5. I was a single mom for nine years. Not part of the plan.

6. I got remarried and acquired six more kids. Part of the REVISED plan.
  • Outcome of getting remarried: I found a partner I never would have met in college. We have been together for 27 years.
  • Outcome of acquiring six more kids: Got to have as many kids - and more - as I'd hoped for. Got to experience the differences between boy kids and girl kids. Got to be a role model for young women.
7. I retired after working for 25 years. Part of the plan, though in my heart of hearts I couldn't imagine such a thing without more than a twinge of worry and fear. That's when I started my blog, "Thoughts from a Bag Lady In Waiting".

8. As a retiree, I could choose how I spent my time. Part of the plan, though I had no idea at first what I would do other than sleep as long as I wanted in the morning and read a lot of books.

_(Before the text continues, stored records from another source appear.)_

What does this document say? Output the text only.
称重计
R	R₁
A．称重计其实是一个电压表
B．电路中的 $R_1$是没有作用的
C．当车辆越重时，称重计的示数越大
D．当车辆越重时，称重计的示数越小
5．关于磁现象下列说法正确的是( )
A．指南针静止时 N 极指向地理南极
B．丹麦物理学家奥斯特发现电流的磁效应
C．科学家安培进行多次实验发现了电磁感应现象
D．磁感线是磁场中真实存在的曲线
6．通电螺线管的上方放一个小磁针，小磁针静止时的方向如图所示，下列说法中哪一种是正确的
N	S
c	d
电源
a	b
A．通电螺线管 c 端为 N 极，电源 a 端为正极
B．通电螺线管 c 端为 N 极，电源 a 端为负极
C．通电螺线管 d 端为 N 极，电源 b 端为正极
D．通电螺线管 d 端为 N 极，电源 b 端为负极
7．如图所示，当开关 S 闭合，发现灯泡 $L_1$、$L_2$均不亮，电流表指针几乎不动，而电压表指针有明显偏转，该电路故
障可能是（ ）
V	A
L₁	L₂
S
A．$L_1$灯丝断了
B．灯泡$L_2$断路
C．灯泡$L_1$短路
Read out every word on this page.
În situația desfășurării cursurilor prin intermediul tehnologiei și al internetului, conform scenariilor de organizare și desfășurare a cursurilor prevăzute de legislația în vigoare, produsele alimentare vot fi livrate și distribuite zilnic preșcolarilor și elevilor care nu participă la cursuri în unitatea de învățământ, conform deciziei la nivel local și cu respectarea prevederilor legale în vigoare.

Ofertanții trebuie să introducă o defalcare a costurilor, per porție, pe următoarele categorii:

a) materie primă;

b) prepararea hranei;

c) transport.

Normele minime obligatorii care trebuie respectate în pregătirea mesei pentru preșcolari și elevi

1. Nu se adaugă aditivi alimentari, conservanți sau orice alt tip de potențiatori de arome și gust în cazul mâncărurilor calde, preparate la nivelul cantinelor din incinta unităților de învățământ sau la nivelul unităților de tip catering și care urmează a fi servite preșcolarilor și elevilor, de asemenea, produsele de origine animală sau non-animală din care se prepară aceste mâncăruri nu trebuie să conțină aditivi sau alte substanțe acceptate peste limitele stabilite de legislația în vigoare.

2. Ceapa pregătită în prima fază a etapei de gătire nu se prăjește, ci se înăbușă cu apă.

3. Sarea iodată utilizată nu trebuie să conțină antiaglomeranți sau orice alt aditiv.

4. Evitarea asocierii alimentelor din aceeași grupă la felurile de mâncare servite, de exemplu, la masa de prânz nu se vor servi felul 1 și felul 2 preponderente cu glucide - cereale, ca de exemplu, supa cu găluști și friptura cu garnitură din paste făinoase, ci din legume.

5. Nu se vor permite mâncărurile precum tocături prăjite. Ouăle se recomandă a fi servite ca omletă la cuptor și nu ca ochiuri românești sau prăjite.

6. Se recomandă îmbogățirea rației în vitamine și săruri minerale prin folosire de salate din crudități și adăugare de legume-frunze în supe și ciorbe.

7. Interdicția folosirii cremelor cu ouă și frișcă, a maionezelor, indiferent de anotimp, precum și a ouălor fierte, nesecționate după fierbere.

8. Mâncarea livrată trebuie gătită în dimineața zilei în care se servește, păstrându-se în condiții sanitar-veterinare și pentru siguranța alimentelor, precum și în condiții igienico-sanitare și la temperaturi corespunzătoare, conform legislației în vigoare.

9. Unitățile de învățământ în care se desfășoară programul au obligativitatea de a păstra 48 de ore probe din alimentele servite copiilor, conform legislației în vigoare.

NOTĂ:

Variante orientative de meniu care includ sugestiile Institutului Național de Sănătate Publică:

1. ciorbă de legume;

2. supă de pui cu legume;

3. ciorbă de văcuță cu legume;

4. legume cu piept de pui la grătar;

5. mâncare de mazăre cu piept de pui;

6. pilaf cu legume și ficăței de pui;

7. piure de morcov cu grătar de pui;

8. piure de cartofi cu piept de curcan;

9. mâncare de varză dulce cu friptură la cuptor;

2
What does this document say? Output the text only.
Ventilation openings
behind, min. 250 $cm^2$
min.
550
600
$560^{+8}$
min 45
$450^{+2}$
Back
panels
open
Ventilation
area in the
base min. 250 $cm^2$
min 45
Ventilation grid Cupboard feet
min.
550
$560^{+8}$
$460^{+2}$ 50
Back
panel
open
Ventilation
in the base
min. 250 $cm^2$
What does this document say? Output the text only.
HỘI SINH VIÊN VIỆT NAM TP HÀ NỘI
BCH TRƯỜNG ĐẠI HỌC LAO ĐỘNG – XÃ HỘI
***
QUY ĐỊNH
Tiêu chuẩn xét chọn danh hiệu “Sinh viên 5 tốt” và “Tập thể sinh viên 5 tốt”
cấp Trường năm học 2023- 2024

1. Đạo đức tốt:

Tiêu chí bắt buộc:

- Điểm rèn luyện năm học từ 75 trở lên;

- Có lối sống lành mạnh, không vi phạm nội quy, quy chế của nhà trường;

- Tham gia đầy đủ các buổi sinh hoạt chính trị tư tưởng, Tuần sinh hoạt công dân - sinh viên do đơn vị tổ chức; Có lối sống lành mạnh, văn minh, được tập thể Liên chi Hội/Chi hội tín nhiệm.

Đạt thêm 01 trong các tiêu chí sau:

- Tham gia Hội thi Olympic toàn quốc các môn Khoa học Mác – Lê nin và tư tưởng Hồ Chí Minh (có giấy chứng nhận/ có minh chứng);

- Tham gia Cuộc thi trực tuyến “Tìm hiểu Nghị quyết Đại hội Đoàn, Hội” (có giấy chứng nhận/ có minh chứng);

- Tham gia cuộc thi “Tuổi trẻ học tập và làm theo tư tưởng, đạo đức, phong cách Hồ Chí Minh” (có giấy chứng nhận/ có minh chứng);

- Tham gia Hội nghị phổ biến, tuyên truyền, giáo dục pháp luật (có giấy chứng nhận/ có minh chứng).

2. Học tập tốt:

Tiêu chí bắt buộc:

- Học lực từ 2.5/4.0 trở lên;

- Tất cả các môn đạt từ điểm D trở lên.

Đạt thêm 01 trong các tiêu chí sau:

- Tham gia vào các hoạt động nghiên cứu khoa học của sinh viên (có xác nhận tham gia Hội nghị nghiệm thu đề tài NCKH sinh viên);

9. I said yes to what came along, but only since I turned 60. Before that I was pretty much still the military officer's daughter. Here's what's come along since I started saying yes:
  • Took 140 hours of training in 18 months and became a certified mediator. 
  • Mediated about 100 conflicts at a dispute resolution center and in small claims court. Still have the skill, which I use nearly every day.
  • Took 69 trips of three days or more, within the US and elsewhere. Still have the memories, the blog posts and the photos.
  • Volunteered five times at a refugee camp in Greece. It has changed my life.
  • Bought a small home at a +55-plus community in Tucson for winters. Found a community in this "camp for grandmas". 
  • Started adding blue and purple and burgundy highlights to my hair. Still love it!

  • Got a tattoo of the world. My first and last. Still love it!
  • Volunteer each week at a refugee shelter in Tucson. I am continuing to say yes to this amazing work. Greece or Tucson? It's just about the same. And I know beyond a doubt that We Are All The Same.
But I feel especially blessed and lucky. No master plan. But it's all worked out to be more than I would ever have imagined.

9 comments:

Maebeme said...

You've had a very interesting and varied life. From my perspective, it would seem it has gotten even better as the years have passed. Love the hair!

dkzody said...

Saying yes to new experiences keeps one active and involved in life.

Linda Reeder said...

You make me think, "Did I have a master plan?" Well, sort of, like you, but it has turned out way better than I imagined. I think yours has too.

DJan said...

I sometimes wonder what my life would have been like if I had not been forced into marriage at a young age, as well as being a mother. But for all that, my life has turned out just fine, way better than I would have imagined fifty years ago! :-)

Starting Over, Accepting Changes - Maybe said...

Life takes us down roads that we never plan and with each turn, we hope to learn and grow. You path has taken you to very interesting places and you have done marvelous things. Well done, and I love you purple hair. That was an easy yes.

Paula Patton said...

Amazing and awesome life!!

Arkansas Patti said...

You have shown a great ability to be flexible and to adjust. That is a talent some just don't
have. Kudos on making all your Plan B's work so well.
Often wondered how your blog title came to be. Interesting.

#1Nana said...

...and because you said "yes" we became friends and I am grateful to know you and for our adventures.

Joared said...

Life is all about adaption and houvecsurelybdoneca lotbof that — an interesting life.